Critically, the original error is re-raisedfinally runs the cleanup, but if it fails its own error is silently ignored so the original propagates. This is the “log-and-rethrow” idiom done right; do NOT write your own WHEN OTHERS THEN log; raise; block in pell — use finally.

Why not just write WHEN OTHERS yourself?

It’s tempting to write:

// DON'T DO THIS
try {
    risky_op();
} catch _ {
    log::error("something went wrong");
}

This swallows the error. The next caller has no idea anything failed. In pell, the only contexts where WHEN OTHERS is generated are:

  1. Inside @retry (to decide whether to retry).
  2. Inside finally (to ensure cleanup runs, then re-raise).

You never write a wildcard catch yourself.
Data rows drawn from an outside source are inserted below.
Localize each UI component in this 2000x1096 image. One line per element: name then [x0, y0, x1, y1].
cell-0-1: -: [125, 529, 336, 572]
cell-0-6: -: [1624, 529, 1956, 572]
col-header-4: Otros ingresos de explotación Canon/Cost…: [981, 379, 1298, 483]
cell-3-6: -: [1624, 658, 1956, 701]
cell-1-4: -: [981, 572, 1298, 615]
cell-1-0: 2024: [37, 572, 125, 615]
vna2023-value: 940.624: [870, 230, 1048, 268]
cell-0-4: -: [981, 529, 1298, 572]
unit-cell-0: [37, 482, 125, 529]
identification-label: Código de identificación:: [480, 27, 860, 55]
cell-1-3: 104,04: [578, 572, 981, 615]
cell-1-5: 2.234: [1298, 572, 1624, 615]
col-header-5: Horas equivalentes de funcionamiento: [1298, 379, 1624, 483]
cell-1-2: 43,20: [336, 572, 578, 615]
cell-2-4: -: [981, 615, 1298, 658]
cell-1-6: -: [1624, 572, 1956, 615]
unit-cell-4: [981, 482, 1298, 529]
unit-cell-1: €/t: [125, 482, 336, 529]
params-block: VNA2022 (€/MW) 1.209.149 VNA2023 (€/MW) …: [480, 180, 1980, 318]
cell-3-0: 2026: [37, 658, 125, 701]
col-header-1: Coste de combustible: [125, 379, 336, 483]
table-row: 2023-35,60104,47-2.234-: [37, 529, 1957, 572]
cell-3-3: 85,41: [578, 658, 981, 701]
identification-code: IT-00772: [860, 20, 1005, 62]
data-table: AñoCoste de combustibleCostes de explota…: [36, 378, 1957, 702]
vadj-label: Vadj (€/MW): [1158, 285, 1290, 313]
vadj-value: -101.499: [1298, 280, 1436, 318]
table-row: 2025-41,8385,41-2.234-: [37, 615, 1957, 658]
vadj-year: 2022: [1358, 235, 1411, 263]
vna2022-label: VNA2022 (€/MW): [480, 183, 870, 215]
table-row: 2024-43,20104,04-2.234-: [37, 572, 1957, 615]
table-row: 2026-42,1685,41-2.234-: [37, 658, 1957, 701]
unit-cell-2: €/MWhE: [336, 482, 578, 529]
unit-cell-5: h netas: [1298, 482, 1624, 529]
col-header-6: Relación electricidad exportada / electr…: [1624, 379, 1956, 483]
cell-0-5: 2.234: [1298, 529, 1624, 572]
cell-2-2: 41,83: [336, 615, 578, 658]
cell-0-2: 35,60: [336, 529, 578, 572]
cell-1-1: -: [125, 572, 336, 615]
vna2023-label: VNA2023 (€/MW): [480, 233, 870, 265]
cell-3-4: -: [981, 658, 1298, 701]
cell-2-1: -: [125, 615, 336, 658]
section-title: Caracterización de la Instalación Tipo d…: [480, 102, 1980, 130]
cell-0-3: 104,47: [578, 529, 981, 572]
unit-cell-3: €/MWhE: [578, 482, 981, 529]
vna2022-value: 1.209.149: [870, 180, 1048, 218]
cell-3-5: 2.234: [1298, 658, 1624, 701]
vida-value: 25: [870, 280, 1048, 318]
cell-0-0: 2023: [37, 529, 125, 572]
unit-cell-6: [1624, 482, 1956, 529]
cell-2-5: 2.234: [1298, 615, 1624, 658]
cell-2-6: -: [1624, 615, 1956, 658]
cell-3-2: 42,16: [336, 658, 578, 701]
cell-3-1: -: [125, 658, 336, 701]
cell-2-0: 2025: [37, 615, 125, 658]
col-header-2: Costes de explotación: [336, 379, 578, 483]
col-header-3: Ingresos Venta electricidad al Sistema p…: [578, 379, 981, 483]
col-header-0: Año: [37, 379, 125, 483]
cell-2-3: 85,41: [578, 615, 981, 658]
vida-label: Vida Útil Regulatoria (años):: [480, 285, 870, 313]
Always re-raise, always via finally.

Combining categories

Multiple error variants can have different categories:

@skip
pub error DuplicateSku { sku: text }

pub error InventoryNotFound { id: number }

@panic
pub error InvariantViolation { msg: text }

@retry(n=5, exponential=true, backoff=100, cap=2000)
pub fn import_one(sku: text) -> Result<Unit, DuplicateSku | InventoryNotFound> {
    ...
}

If DuplicateSku is raised, @retry skips it (logged once and treated as “this one’s done”). If InventoryNotFound is raised, it re-raises after retries. If InvariantViolation is raised, it re-raises immediately — no retry.